Erena looked at the loch for a moment. “I need you to understand what I am about to say before you respond to it. It is not only a confession. It is a weight I am placing on you, and I will not do it without asking first.”
Dyna considered that. She was too old and too tired for the pretense of uncertainty. “Then place it.”
Erena turned to face her. Her eyes in the moonlight were the color of winter grass, holding no warmth at all. “I fear the evil overlord in the Dark Hollow was to be my husband. His name is Morvran.”
The name didn’t mean anything to her until Erena continued.
“Morvran is Taranis’s brother.”
Dyna had heard Lia speak of Taranis, but never Morvran. She realized that if he were dead, it would explain Lia’s silence. She sat with that for a moment, not long, but long enough to feel the full weight of what it meant before she let herself respond.
“Lia has only mentioned Taranis, not Morvran. But they are brothers?”
“Aye.”
“Does she know the overlord of the Hollow is Morvran?”
“Nay.” Erena’s voice did not waver. It had the quality of something rehearsed, something practiced. “I bound him. Andthen I told Lia he was gone, because I could not tell her the truth of what I had done and why.”
“Why are you telling me now?”
“Because you are going into the Dark Hollow tomorrow.” Erena paused, and in that pause, Dyna heard the unspoken, held back not by cruelty but by a restraint built over years. “You may see something down there that does not belong to the hill. If you do not know what it is, you will react, and your reaction will reach him. He has been watching. He has been patient. The grief Lia carries for Taranis, her certainty that Morvran is gone, her solitary mourning, the true overlord of the Hollow has been feeding on it. Three centuries of that particular sorrow, and he has grown stronger on it than on anything else. And Morvran might now be his assistant, I fear.”

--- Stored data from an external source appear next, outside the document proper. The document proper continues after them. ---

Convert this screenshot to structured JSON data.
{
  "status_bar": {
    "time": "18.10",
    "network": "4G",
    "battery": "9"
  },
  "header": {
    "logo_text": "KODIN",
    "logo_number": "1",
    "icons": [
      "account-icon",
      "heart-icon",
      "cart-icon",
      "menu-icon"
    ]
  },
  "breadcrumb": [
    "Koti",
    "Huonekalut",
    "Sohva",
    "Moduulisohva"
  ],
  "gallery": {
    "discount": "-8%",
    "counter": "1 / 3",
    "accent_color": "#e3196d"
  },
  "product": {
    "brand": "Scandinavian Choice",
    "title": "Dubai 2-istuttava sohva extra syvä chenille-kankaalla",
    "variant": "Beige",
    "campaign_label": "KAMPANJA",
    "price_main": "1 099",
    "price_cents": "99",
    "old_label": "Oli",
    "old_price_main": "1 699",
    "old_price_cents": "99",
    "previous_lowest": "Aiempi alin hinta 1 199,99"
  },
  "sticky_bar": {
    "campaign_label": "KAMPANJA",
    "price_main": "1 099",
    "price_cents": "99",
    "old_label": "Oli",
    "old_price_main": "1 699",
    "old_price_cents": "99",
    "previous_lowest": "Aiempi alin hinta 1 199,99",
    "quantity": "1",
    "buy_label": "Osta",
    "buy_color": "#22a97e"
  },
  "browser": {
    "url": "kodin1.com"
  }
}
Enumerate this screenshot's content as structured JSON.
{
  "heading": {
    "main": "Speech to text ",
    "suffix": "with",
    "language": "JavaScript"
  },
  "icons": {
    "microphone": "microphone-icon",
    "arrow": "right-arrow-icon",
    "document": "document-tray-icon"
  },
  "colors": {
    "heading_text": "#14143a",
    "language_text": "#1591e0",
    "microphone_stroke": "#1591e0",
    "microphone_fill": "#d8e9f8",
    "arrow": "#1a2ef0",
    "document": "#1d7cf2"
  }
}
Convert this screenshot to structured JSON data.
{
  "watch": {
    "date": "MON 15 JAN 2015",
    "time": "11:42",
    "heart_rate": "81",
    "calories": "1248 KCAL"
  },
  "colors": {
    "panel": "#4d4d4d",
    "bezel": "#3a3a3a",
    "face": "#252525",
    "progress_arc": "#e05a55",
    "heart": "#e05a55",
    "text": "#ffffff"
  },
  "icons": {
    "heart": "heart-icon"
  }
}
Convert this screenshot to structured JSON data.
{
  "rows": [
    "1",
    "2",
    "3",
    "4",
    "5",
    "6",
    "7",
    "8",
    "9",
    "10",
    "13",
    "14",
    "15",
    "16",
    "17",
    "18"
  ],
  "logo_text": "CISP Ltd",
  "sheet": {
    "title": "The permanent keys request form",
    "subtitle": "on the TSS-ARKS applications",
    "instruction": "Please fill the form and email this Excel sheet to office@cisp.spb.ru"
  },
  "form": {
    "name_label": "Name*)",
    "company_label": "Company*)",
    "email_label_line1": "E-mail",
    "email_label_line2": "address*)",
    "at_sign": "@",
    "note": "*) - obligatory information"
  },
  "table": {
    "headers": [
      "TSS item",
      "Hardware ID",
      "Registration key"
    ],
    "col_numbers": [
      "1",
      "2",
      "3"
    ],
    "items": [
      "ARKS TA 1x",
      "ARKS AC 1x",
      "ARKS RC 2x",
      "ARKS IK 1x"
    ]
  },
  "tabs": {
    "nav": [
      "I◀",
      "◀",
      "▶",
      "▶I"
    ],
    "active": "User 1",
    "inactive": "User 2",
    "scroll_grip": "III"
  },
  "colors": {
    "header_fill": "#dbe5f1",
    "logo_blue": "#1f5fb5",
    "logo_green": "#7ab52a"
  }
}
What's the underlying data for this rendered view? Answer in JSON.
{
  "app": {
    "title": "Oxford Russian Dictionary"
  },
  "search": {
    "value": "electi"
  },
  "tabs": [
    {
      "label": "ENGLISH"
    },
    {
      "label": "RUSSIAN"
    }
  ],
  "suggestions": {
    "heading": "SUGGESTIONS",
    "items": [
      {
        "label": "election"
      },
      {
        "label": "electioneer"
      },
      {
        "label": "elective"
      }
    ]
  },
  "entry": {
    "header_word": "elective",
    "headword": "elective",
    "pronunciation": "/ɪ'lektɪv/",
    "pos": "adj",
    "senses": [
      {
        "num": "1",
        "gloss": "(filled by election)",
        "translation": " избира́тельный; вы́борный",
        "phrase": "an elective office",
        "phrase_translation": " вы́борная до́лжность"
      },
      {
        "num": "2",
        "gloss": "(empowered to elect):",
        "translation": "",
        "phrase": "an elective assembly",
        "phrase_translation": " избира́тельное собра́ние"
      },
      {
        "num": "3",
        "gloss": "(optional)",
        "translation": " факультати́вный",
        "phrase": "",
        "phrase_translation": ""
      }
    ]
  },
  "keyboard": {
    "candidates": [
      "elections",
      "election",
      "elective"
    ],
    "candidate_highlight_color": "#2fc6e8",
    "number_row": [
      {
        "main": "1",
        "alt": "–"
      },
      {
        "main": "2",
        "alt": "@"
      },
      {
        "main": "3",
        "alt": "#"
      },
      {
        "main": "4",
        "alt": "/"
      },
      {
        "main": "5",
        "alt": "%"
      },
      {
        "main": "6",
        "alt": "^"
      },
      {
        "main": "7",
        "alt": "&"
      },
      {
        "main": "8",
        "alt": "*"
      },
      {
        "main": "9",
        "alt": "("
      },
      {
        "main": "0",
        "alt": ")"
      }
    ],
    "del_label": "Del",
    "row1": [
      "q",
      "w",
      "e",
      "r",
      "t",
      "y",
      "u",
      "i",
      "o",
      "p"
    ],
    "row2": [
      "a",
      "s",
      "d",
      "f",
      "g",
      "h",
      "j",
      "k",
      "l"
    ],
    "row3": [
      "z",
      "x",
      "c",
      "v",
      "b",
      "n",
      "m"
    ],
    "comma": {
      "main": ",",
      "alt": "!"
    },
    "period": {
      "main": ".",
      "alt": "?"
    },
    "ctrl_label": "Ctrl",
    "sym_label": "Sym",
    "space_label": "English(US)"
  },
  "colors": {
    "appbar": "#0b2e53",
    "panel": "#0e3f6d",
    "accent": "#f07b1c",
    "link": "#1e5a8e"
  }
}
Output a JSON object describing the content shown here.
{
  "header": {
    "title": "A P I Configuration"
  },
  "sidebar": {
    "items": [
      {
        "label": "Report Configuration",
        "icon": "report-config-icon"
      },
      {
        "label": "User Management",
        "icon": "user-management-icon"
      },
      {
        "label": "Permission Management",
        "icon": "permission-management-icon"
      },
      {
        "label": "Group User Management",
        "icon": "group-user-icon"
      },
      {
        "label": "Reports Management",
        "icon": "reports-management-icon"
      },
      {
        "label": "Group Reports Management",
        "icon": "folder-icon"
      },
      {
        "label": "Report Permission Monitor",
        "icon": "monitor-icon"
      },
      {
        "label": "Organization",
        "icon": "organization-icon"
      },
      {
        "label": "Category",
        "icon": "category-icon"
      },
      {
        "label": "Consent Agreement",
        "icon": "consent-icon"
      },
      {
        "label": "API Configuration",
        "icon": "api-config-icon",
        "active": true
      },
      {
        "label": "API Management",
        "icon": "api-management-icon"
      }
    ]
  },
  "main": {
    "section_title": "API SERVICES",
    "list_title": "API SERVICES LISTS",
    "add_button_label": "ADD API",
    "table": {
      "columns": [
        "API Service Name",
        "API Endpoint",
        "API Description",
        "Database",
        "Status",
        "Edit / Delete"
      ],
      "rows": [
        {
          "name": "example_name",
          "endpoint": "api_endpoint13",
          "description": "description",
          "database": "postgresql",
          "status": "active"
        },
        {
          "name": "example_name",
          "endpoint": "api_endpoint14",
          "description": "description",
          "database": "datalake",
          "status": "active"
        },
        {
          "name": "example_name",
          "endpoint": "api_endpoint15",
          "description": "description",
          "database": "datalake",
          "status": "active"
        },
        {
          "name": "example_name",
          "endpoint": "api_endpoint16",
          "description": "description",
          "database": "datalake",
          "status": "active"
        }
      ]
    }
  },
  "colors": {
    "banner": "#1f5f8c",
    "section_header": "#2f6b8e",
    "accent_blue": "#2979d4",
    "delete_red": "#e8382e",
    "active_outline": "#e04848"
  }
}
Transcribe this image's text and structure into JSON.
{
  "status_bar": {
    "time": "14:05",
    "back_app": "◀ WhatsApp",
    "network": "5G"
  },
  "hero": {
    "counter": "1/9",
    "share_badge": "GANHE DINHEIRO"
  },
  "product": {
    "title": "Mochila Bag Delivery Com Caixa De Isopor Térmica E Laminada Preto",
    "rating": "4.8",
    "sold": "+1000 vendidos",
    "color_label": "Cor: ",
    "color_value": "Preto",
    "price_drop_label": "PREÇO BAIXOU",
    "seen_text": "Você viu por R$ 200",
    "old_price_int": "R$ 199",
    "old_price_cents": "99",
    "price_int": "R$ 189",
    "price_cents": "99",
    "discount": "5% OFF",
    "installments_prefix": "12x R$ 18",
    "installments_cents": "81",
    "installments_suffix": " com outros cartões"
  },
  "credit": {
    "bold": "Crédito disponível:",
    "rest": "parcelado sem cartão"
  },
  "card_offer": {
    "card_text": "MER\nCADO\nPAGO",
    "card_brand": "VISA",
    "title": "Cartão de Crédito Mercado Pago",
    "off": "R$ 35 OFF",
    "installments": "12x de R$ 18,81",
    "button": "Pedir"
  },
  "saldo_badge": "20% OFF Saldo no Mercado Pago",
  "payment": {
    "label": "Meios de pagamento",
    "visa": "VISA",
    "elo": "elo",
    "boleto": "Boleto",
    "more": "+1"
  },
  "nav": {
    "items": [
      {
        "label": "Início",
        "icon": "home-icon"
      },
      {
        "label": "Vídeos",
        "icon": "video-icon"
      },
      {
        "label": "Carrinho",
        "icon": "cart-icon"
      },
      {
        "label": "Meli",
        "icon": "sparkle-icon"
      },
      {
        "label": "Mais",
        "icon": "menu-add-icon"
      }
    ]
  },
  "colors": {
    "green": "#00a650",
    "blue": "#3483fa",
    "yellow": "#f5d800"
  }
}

Dyna said nothing. How could she? Erena’s words were more confusing than ever. How does an overlord feed on grief? “There’s more you aren’t telling me.”
“Allow me to start from the beginning. Lia and I were to marry the brothers. She was madly in love with Taranis, and I with Morvran. He and I were to become King and Queen of the Seelie, Taranis and Lia the Sworn. Before our wedding day, bairns were stolen. Taranis, knowing Lia was the protector of bairns and took any failure too hard, attempted to stop it. He almost freed their bindings and was nearly killed for it. Morvran put him in the crystal cage to keep him alive.”
Erena paused. The loch made its small night sounds.
“What I am about to say, I did not understand at the time. I have understood it in pieces, over three hundred years.”
Dyna waited.
“After Morvran caged his brother, he was alone. Grieving. He did not know how to explain to Lia what he had done, or why. The evil overlord of the Hollow found him in that hour, and he is the one that feeds on grief, the grief of parents and more.That is how he survives. If the bairns were freed, then he could not survive. To stop the bairns from being freed, he had to stop Taranis. His own existence depended on it. But then his evil soul did something even more despicable. He whispered to Morvran that he was the one who had taken Taranis. He offered a bargain. Serve me, and I will tell you how to free your brother.”
“Morvran took it?”
Erena arched a brow. “Before he understood what it was. He believed he was bargaining for Taranis’s freedom. Instead, he was bargaining for his own corruption. The thing that whispered to him did not only take his service. It turned his sight. By the time the bargain was done, Morvran believed Lia had caused Taranis’s imprisonment. That her failure to protect the bairns had brought all of it down. His love for his brother curdled into rage at her.”
Dyna had to set her hands flat against the cold stone of the wall to keep them still.
“I saw him moving on her. I did not know about the bargain. I did not know what he had become. I knew only that my sister was in danger and that the man I loved was the danger, yet I could not kill him. I bound him.”
She let that sit.
“What I did not know, until much later, was that I had also bound the thing inside him. The overlord was already in him by then, lodged in the corruption, and my binding closed around them both. They have been trapped together for three centuries. Neither strong enough to break free. Neither dead. Both patient.”
“Then he is not the overlord’s assistant,” Dyna said slowly. “He is the overlord’s prisoner.”
“Aye. And the overlord is his.”
Lia’s rage alone would split stone.
“She cannot know,” Dyna said.
“Not yet. Not here.”
“You’ll tell her yourself. Eventually.”